Other Biden administration efforts will help here as well. Liberalizing the terms of federal loans where repayment is based on future income, for instance, should decrease the burden on borrowers in workforce programs and prevent defaults on their loans, especially if they don’t complete their training. The administration’s new Gainful Employment regulations—which limit federal funding to programs where future interest payments are not burdensome and whose graduates clearly enjoy higher earnings compared to local high school graduates—will also help ensure that federal money isn’t siphoned off by weak programs, especially those at expensive for-profit colleges, that result in student defaults and don’t raise participant earnings very much.
Other Good Jobs Efforts
At least two other efforts by the Biden administration to create better jobs and train workers to fill them deserve some acknowledgment: the Good Jobs Challenge and the Good Jobs Initiative. Launched by the Commerce Department as part of the American Relief Plan Act, the Good Jobs Challenge is a competitive grant program that will distribute $500 million to local groups for workforce development tied to good jobs, with a heavy emphasis on distressed regions.

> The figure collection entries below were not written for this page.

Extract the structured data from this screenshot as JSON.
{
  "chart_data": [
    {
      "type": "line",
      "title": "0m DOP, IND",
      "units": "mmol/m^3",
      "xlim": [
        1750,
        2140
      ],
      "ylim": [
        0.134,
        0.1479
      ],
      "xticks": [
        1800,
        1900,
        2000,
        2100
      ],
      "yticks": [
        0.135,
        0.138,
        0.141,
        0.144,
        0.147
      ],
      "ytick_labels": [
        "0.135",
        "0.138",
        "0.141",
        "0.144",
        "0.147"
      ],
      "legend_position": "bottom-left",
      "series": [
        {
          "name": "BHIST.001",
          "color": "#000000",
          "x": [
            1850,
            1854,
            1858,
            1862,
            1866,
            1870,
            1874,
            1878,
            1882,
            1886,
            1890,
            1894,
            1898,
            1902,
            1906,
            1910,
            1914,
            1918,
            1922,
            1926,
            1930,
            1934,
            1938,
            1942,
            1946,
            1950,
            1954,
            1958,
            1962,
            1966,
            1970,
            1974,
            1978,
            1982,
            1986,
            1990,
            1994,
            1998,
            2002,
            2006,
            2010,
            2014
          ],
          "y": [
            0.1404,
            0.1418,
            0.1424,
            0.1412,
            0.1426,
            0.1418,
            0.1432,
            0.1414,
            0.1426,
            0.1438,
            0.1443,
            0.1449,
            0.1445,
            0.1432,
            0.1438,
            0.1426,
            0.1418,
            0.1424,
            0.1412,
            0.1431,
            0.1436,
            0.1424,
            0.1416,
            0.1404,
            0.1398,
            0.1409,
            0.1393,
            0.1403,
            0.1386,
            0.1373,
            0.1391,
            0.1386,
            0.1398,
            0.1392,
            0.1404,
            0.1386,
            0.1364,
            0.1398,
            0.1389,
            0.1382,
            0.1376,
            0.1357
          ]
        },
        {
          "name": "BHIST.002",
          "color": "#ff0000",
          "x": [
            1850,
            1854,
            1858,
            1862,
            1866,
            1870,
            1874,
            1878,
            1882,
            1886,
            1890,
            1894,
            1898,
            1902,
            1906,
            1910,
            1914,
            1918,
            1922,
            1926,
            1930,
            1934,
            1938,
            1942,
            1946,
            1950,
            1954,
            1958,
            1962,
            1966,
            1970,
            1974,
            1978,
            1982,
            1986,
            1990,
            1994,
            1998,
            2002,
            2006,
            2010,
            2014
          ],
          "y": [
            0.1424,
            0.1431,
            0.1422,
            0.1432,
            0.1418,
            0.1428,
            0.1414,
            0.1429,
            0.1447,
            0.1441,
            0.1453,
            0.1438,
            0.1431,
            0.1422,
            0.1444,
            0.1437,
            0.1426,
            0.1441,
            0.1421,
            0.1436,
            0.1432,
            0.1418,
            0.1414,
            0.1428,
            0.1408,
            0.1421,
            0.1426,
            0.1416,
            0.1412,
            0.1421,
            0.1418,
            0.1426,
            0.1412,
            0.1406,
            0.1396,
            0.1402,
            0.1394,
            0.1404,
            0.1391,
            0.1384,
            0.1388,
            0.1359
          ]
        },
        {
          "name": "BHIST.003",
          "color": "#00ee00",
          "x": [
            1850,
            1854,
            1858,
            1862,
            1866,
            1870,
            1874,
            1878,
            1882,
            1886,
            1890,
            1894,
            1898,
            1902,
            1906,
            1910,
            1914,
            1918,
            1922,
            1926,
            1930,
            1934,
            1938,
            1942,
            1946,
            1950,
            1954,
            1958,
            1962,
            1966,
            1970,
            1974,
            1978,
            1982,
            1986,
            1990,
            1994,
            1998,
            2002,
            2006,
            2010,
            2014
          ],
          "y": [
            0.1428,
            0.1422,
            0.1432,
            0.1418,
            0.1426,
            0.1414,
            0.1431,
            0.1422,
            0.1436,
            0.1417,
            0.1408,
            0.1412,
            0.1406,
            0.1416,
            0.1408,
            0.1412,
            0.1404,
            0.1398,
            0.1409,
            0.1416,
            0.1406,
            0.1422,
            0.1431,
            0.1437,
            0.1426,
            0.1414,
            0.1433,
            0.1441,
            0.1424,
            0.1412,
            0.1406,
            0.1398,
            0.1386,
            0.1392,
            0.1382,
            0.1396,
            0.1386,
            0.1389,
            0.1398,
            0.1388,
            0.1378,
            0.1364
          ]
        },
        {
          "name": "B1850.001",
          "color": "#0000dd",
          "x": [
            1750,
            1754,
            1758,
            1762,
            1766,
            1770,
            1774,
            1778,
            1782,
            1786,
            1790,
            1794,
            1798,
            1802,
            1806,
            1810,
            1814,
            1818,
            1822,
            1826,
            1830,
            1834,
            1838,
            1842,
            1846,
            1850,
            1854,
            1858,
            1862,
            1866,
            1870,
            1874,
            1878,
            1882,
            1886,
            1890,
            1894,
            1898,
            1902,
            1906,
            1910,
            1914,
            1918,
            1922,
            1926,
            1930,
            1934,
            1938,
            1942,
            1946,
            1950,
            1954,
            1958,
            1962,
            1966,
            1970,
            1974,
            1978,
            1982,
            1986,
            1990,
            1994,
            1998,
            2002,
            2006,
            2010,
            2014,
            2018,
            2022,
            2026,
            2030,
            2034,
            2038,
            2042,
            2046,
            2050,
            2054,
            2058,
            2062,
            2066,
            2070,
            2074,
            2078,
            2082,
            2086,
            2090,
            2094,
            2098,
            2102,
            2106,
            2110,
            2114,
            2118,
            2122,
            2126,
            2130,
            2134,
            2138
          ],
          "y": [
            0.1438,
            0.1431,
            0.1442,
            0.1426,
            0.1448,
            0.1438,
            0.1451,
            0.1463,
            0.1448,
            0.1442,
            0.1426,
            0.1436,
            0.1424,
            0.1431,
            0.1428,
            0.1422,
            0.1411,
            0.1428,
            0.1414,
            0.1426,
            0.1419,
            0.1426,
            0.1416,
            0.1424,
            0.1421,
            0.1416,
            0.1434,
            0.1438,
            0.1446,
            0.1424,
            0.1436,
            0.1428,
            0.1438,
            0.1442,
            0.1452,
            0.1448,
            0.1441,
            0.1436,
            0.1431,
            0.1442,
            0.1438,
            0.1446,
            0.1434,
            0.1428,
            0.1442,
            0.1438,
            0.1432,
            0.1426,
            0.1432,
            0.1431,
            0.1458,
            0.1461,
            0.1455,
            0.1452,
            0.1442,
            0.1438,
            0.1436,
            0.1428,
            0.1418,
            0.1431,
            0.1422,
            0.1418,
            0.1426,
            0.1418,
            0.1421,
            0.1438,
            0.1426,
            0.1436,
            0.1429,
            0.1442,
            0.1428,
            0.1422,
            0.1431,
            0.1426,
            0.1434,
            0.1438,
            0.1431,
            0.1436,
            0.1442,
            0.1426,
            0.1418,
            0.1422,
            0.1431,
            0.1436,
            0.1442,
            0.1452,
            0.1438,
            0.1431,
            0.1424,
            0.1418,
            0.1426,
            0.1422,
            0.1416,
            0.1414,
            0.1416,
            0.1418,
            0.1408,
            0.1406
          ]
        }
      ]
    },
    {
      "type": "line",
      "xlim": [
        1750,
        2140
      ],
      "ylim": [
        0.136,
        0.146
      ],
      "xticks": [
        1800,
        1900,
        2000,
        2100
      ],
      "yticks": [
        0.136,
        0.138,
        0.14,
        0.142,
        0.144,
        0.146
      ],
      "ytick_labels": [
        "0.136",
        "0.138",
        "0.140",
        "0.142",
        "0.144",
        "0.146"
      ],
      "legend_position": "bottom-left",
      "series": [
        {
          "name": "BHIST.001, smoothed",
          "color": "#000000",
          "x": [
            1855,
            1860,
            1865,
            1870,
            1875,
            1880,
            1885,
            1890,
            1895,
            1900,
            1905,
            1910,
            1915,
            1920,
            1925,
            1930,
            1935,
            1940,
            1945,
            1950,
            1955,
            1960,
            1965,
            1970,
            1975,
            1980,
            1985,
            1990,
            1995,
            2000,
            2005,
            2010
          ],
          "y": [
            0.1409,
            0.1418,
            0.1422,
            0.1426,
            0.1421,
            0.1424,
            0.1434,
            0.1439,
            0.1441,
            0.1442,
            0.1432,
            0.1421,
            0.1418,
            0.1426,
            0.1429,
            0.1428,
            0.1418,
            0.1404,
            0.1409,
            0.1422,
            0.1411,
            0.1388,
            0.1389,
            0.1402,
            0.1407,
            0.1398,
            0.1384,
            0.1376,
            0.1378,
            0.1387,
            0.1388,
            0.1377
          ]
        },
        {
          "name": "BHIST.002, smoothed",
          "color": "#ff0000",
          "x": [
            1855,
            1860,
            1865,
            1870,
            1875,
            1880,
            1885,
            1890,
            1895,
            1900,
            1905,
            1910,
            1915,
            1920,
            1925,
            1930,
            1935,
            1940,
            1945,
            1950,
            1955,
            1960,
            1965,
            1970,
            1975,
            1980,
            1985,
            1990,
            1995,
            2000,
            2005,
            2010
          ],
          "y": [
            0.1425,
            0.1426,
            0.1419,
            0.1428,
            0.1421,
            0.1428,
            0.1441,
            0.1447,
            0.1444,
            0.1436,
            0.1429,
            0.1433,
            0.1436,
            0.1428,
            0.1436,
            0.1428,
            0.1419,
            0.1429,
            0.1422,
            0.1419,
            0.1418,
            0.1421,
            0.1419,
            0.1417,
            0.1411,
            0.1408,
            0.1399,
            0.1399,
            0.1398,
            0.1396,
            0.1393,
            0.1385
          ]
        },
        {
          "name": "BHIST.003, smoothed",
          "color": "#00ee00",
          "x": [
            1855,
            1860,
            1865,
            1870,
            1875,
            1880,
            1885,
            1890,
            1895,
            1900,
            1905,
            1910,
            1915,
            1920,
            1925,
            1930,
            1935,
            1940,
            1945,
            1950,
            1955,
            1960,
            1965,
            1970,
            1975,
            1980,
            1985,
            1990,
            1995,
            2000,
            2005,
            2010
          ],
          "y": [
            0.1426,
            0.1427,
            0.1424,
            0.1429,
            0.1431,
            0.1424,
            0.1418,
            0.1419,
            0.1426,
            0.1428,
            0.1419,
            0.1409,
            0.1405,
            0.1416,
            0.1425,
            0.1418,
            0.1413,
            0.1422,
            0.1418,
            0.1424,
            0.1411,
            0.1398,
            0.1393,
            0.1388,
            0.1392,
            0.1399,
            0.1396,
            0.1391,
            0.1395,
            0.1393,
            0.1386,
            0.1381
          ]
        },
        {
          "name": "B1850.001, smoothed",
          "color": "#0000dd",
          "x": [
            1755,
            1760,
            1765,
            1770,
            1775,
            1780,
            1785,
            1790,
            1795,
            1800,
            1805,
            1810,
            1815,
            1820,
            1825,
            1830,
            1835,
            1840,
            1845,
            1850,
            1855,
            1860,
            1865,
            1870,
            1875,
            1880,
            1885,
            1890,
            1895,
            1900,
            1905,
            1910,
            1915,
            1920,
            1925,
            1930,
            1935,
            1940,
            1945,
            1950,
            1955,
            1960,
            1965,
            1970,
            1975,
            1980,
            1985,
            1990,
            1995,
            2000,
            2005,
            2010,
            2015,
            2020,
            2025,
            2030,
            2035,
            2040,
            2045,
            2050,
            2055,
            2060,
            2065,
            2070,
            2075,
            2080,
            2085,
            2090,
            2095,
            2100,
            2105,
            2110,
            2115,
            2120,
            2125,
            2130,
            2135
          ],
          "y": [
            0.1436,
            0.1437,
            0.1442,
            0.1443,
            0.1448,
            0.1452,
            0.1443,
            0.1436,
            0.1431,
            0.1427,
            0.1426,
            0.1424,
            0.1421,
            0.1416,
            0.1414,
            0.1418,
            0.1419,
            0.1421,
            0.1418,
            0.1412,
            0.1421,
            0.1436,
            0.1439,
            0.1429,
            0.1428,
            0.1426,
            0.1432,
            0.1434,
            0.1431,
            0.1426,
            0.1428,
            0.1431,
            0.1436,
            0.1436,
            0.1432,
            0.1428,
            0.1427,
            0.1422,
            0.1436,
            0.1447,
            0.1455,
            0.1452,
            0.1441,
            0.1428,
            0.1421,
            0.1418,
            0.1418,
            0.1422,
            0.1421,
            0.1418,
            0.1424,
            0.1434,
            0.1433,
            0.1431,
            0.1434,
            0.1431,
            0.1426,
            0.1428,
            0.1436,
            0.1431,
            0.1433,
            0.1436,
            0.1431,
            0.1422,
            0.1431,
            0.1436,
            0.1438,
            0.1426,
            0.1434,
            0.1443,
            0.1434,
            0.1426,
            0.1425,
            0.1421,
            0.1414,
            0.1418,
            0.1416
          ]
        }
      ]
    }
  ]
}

And the Labor Department has launched its own Good Jobs Initiative to provide information and technical support to both workers and employers in efforts to improve job quality. Through partnerships with other federal agencies, it also seeks to embed support for good job creation in a wide range of federal grant programs.
Will It All Work?
Will Biden’s efforts succeed in creating large numbers of good jobs and reducing labor market inequality? Might they even indirectly spur the private sector to follow suit and create better jobs? Only time—and careful policy evaluation—will tell.

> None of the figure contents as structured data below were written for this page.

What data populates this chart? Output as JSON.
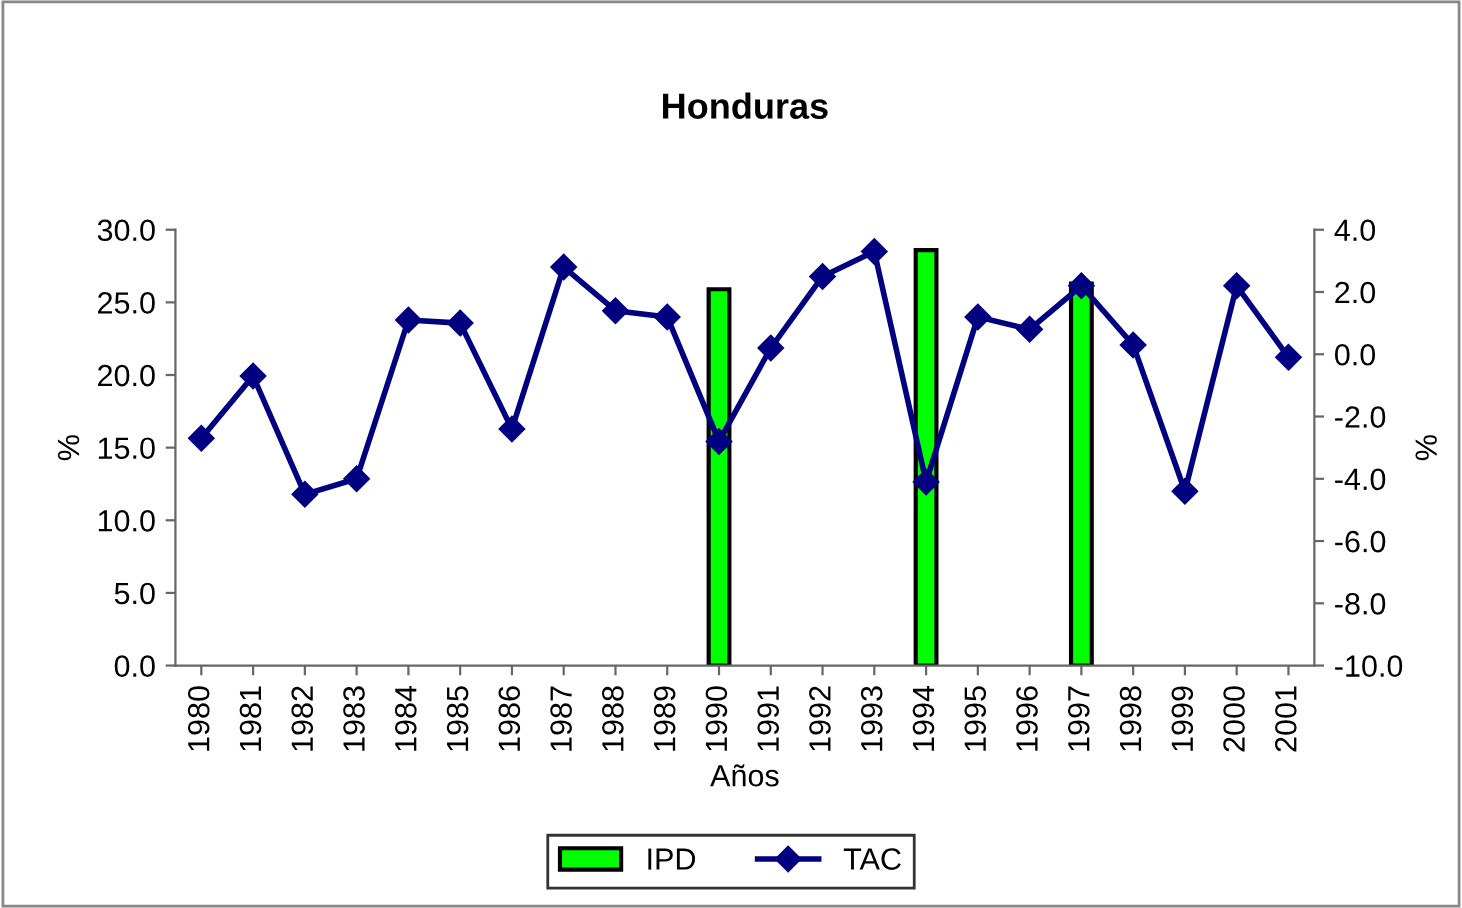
{
  "chart_data": {
    "type": "bar",
    "title": "Honduras",
    "xlabel": "Años",
    "ylabel": "%",
    "y2label": "%",
    "categories": [
      "1980",
      "1981",
      "1982",
      "1983",
      "1984",
      "1985",
      "1986",
      "1987",
      "1988",
      "1989",
      "1990",
      "1991",
      "1992",
      "1993",
      "1994",
      "1995",
      "1996",
      "1997",
      "1998",
      "1999",
      "2000",
      "2001"
    ],
    "series": [
      {
        "name": "IPD",
        "color": "#00ff00",
        "values": [
          null,
          null,
          null,
          null,
          null,
          null,
          null,
          null,
          null,
          null,
          25.9,
          null,
          null,
          null,
          28.6,
          null,
          null,
          26.3,
          null,
          null,
          null,
          null
        ]
      },
      {
        "name": "TAC",
        "type": "line",
        "axis": "y2",
        "color": "#000080",
        "marker": "diamond",
        "values": [
          -2.7,
          -0.7,
          -4.5,
          -4.0,
          1.1,
          1.0,
          -2.4,
          2.8,
          1.4,
          1.2,
          -2.8,
          0.2,
          2.5,
          3.3,
          -4.1,
          1.2,
          0.8,
          2.2,
          0.3,
          -4.4,
          2.2,
          -0.1
        ]
      }
    ],
    "ylim": [
      0,
      30
    ],
    "yticks": [
      {
        "value": 0,
        "label": "0.0"
      },
      {
        "value": 5,
        "label": "5.0"
      },
      {
        "value": 10,
        "label": "10.0"
      },
      {
        "value": 15,
        "label": "15.0"
      },
      {
        "value": 20,
        "label": "20.0"
      },
      {
        "value": 25,
        "label": "25.0"
      },
      {
        "value": 30,
        "label": "30.0"
      }
    ],
    "y2lim": [
      -10,
      4
    ],
    "y2ticks": [
      {
        "value": -10,
        "label": "-10.0"
      },
      {
        "value": -8,
        "label": "-8.0"
      },
      {
        "value": -6,
        "label": "-6.0"
      },
      {
        "value": -4,
        "label": "-4.0"
      },
      {
        "value": -2,
        "label": "-2.0"
      },
      {
        "value": 0,
        "label": "0.0"
      },
      {
        "value": 2,
        "label": "2.0"
      },
      {
        "value": 4,
        "label": "4.0"
      }
    ],
    "grid": false,
    "legend": "bottom"
  }
}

At a minimum, though, these particular strands of Bidenomics focus on the right goal: expanding economic opportunity to those without college and to struggling regions on top of its other major economic objectives. And the Biden administration should receive support and political credit for its bold attempts to achieve this goal.
Harry J. Holzer is the John LaFarge SJ Professor of Public Policy at the McCourt School of Public Policy, Georgetown University. He is also a Senior Fellow at Brookings and former Chief Economist of the US Department of Labor.